A Tribute to Hugh Cholmondeley
To say that Hugh Neville John Cholmondeley was a golden voice of broadcasting in Guyana in the 1960’s and early 1970’s is to speak a truth but not to tell the whole story. While he had a voice that commanded attention, it was his recognition that broadcasting had a key role to play in enlightening society that distinguished him.
In 1968, he became the first general manager of the Guyana Broadcasting Service (GBS). In that role, he set about two important and standard setting tasks. The first was to establish a team of outstanding broadcasters in Guyana who would extend the boundaries of radio beyond a purveyor of entertainment into the realm of debate on national issues; of investigative broadcast journalism; of reflecting the society through documentaries; and “live” coverage of national events when and as they happened. His early radio documentary series ” was path breaking.
“Action Line” – a live, call-in programme, open to the public was an early feature of GBS which began broadcasting on October 1, 1968 to the theme song “Puppet on a String”. It was Hugh’s philosophy that GBS would be the “puppet” and the public would pull its strings. “Action Line” became the bane of many politicians’ lives, but it also served as a vehicle for change. People raised real issues that affected their daily lives in a public discourse that authorities could not ignore.
Grappling with the political issues of the post-independence period was a difficult task. GBS was government-owned, but recognising that it should not be government-controlled, Hugh established its financial independence by programming that made it profitable through advertising. He also tried to establish balance in the station’s political coverage. He initiated interrogative programmes such as “live” interviews, which he and I conducted, with the then Prime Minister Forbes Burnham and the then Opposition Leader Cheddie Jagan.
Beyond his own talent as a broadcaster, it was as a broadcast administrator that Hugh displayed consummate skill. To carry out the vision he had for GBS, he recruited what could now be regarded as a star-studded cast of broadcasters including Vic Insanally, Clairmont Taitt, Beverley-Ann Rodrigues, Matthew Allen, Wordsworth McAndrew, Terry Holder, Keith Barnwell, Christopher Deane, Carlton James, Ken Corsbie and (at the risk of being immodest) Ron Sanders. In the newsroom, Cecil Griffith led a team of experienced news and sports reporters, among whom were Reds Pereira and Bruiser Thomas.
It should be recalled that throughout this period, Guyana did not have television. Across the country, people relied on radio for information and entertainment. Further, GBS had no monopoly. It competed with Radio Demerara, headed by Rafiq Khan (one of Hugh’s mentors). To succeed and fulfil its role, GBS required a respected leader – and that Hugh undoubtedly was. We followed him willingly and joyfully.
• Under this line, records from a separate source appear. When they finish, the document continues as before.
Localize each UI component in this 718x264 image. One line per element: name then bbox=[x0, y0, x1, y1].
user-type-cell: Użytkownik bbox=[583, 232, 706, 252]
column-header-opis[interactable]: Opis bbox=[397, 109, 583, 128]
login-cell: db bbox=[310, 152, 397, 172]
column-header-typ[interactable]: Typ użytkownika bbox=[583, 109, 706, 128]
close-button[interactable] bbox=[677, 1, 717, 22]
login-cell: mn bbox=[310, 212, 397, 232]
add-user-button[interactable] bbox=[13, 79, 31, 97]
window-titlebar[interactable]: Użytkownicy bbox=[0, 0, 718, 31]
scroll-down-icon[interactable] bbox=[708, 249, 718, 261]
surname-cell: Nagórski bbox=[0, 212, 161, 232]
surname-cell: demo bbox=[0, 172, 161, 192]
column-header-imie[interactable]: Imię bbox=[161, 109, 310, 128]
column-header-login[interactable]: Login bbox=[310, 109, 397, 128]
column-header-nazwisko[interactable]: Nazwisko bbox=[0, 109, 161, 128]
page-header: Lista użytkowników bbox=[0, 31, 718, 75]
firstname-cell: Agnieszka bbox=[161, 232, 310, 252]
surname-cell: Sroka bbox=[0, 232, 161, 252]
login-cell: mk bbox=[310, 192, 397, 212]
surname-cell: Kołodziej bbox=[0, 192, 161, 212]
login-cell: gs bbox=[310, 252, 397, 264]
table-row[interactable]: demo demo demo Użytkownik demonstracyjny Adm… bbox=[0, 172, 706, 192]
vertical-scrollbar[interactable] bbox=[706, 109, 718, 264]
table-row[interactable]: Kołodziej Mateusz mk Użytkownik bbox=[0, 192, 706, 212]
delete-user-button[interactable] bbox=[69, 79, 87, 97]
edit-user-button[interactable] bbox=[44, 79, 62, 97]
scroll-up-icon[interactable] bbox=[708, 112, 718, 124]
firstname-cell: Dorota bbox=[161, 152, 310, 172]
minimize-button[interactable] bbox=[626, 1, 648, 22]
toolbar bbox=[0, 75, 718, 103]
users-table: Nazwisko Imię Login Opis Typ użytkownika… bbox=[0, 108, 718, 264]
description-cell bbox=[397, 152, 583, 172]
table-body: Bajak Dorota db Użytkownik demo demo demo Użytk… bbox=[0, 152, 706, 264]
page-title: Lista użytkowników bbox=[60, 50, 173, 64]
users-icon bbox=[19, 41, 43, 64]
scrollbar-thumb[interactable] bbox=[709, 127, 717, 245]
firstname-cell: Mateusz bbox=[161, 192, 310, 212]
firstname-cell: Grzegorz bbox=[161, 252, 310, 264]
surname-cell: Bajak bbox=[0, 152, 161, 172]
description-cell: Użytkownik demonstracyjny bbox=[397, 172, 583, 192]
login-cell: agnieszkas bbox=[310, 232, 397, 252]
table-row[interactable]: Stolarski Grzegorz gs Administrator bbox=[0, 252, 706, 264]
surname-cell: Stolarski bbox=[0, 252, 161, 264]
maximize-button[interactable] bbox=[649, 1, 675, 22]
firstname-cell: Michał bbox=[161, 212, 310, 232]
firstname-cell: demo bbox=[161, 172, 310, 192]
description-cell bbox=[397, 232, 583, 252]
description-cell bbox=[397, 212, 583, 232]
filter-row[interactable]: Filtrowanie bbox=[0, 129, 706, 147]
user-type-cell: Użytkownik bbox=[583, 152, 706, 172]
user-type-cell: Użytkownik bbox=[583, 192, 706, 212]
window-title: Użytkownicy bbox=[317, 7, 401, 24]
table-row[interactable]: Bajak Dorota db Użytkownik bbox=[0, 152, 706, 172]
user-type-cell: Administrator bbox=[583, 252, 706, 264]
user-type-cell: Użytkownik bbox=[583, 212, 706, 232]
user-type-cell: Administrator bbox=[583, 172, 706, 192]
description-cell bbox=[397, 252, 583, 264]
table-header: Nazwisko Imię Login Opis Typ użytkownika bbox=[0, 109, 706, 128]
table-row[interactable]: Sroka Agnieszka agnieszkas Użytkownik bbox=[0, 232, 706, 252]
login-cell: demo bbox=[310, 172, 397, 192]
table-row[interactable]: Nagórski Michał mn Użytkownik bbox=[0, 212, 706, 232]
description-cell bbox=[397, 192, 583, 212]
He left GBS in early 1973 when I succeeded him as General Manager and programme Director. He moved on to concentrate on important work in regional broadcasting that he had begun in 1968. He had worked diligently to help establish the Caribbean Broadcasting Union (CBU) to bring the region closer together through joint and shared programming by radio and television stations. Among another of his path-breaking initiatives was “Horizons”, a Sunday at Noon live broadcast simultaneously by radio stations in Guyana, Barbados and Trinidad and Tobago.
He had also been working on establishing the Caribbean News Agency (CANA) to replace Reuters as the mechanism for news exchange between Caribbean countries. For decades, Caribbean countries received news about each other from the headquarters of news agencies in London, New York and Paris. CANA made the links direct, and Hugh played a vital role in its conception and implementation. He has left the region the legacy of those two still surviving institutions whose potential for enhancing regional integration remains great.
He became the Caribbean representative for UNESCO and in that position, he presented projects for funding that aided communication throughout the region. His paths and mine crossed again at that time while I served on the Executive Board of UNESCO and on the Board of the International Programme for the Development of Communication. Hugh was an indefatigable champion of Caribbean communication causes at every meeting.
Eventually, he moved on to do work for the UN in Somalia at a time of grave conflict. Always fretful about Guyana, he also played a role in assisting the three CARICOM negotiators (Sonny Ramphal, Alister McIntyre and Henry Forde) when the “Herdmanston Accord” was fashioned in 1997-1998 to secure a peaceful resolution of a political conflict that followed the 1997 general elections. To his death, he remained a Guyanese patriot deeply concerned about the need and importance for official machinery that would ameliorate party political discord and set the country on the path of public peace, racial tolerance and equity of treatment of all Guyanese.
Guyana and the Caribbean has lost an outstanding son who will long be remembered by those whose lives he touched indelibly.